2.4.- La decisione non può essere condivisa.
Appare utile ricordare che mentre l’art. 246 C.P.C. sancisce l’incapacità a testimoniare ove ricorra un interesse nella causa (stabilendo che “Non possono essere assunte come testimoni le persone aventi nella causa un interesse che potrebbe legittimare la loro partecipazione al giudizio.”), il divieto di testimoniare previsto dall’art. 247 c.p.c., ancor prima dell’intervento abrogativo della Corte Costituzionale (sent. n. 248 del XXXX), non era assoluto, essendo previsto che “Non possono deporre il coniuge ancorché separato, i parenti o affini in linea retta e coloro che sono legati a una delle parti da vincoli di affiliazione, salvo che la causa vetta su questioni di stato, di separazione personale, o relative a rapporti di famiglia”.
2.5.- Nel caso di specie appare conclamata l’inapplicabilità dell’art. 246 c.p.c.- che sancisce le ipotesi di incapacità a testimoniare – nei confronti della madre, perché, come da questa Corte si è già affermato, “In tema di dichiarazione giudiziale della paternità naturale, nell’ipotesi di maggior età di colui che richiede l’accertamento non può configurarsi un interesse principale ad agire della madre naturale ai sensi dell’art. 276, ultimo comma, c.c., non essendo in tale evenienza ravvisabile un obbligo legale di assistenza o mantenimento nei confronti del figlio, potendo peraltro essa svolgere un intervento adesivo dipendente, allorché sia ravvisabile un suo interesse di fatto tutelabile in giudizio.
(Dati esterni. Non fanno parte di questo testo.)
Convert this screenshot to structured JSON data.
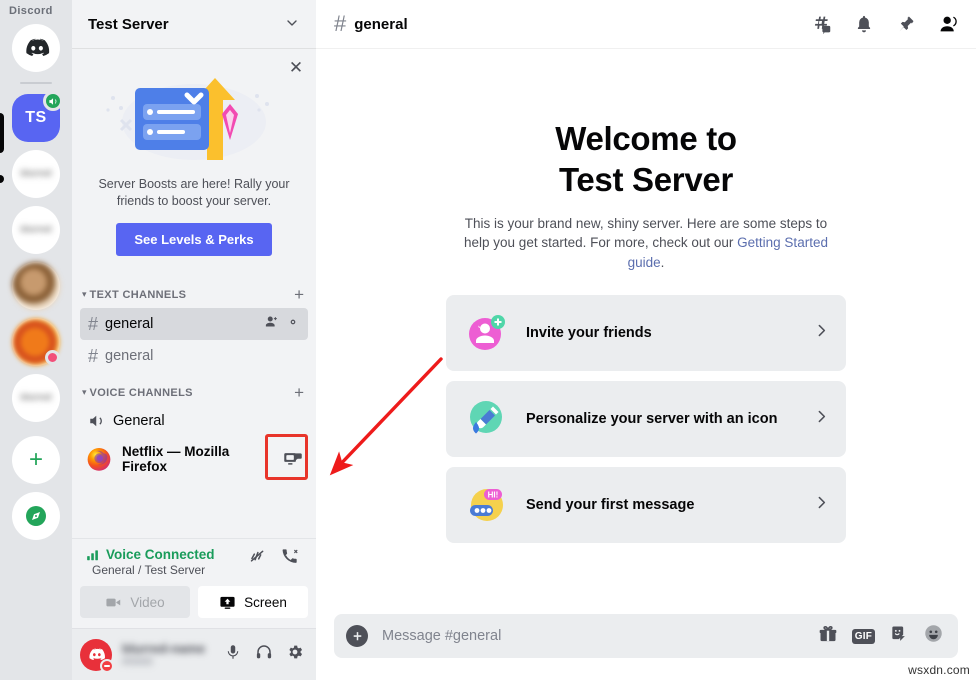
{
  "watermark": {
    "brand": "Discord",
    "source": "wsxdn.com"
  },
  "server_rail": {
    "items": [
      {
        "name": "home",
        "label": "",
        "type": "discord-home"
      },
      {
        "name": "test-server",
        "label": "TS",
        "type": "tile",
        "voice_active": true
      },
      {
        "name": "server-2",
        "label": "blurred",
        "type": "blurred"
      },
      {
        "name": "server-3",
        "label": "blurred",
        "type": "blurred"
      },
      {
        "name": "server-4",
        "label": "",
        "type": "photo-a"
      },
      {
        "name": "server-5",
        "label": "",
        "type": "photo-b"
      },
      {
        "name": "server-6",
        "label": "blurred",
        "type": "blurred"
      }
    ],
    "add_server_label": "+",
    "explore_label": "explore-icon"
  },
  "sidebar": {
    "server_name": "Test Server",
    "promo": {
      "text": "Server Boosts are here! Rally your friends to boost your server.",
      "button_label": "See Levels & Perks",
      "close_label": "✕"
    },
    "categories": [
      {
        "label": "TEXT CHANNELS",
        "add_label": "+",
        "channels": [
          {
            "name": "general",
            "type": "text",
            "active": true
          },
          {
            "name": "general",
            "type": "text",
            "active": false
          }
        ]
      },
      {
        "label": "VOICE CHANNELS",
        "add_label": "+",
        "channels": [
          {
            "name": "General",
            "type": "voice",
            "active": false
          }
        ]
      }
    ],
    "app_row": {
      "app_name": "Netflix — Mozilla Firefox",
      "share_icon": "screen-share-icon"
    },
    "voice_panel": {
      "status": "Voice Connected",
      "location": "General / Test Server",
      "video_label": "Video",
      "screen_label": "Screen"
    },
    "user_panel": {
      "username": "blurred-name",
      "tag": "#0000"
    }
  },
  "main": {
    "channel_name": "general",
    "channel_hash": "#",
    "topbar_icons": [
      "threads-icon",
      "bell-icon",
      "pin-icon",
      "members-icon"
    ],
    "welcome_line1": "Welcome to",
    "welcome_line2": "Test Server",
    "description_before": "This is your brand new, shiny server. Here are some steps to help you get started. For more, check out our ",
    "description_link": "Getting Started guide",
    "description_after": ".",
    "cards": [
      {
        "label": "Invite your friends",
        "icon": "invite-friends-icon"
      },
      {
        "label": "Personalize your server with an icon",
        "icon": "paintbrush-icon"
      },
      {
        "label": "Send your first message",
        "icon": "chat-bubble-icon"
      }
    ],
    "message_placeholder": "Message #general",
    "message_value": "",
    "message_icons": [
      "gift-icon",
      "GIF",
      "sticker-icon",
      "emoji-icon"
    ]
  },
  "annotation": {
    "arrow_color": "#ee1b1b",
    "highlight_color": "#e8342a"
  }
}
In ogni caso, alla stregua della disciplina normativa della legittimazione ad agire in tale giudizio, contenuta nell’art. 276 c.c., correlata all’interpretazione dell’art. 269, secondo e comma 4, c.c., le dichiarazioni della madre naturale assumono un rilievo probatorio integrativo ex art. 116 c.p.c., quale elemento di fatto di cui non si può omettere l’apprezzamento ai fini della decisione, indipendentemente dalla qualità di parte o dalla formale posizione di terzietà della dichiarante, con la conseguente inapplicabilità dell’art. 246 c.p.c.” (Cass. n. 12198 del 17/07/2012, conf. Cass. n. 6025 del 25/03/2015;), considerazioni a cui va aggiunto che, anche sotto la vigenza dell’art. 267 c.p.c. – dichiarato costituzionalmente illegittimo – la testimonianza dei parenti era, comunque, ammessa se la causa verteva su questioni di stato come nel presente caso-, di separazione personale, o relative a rapporti di famiglia.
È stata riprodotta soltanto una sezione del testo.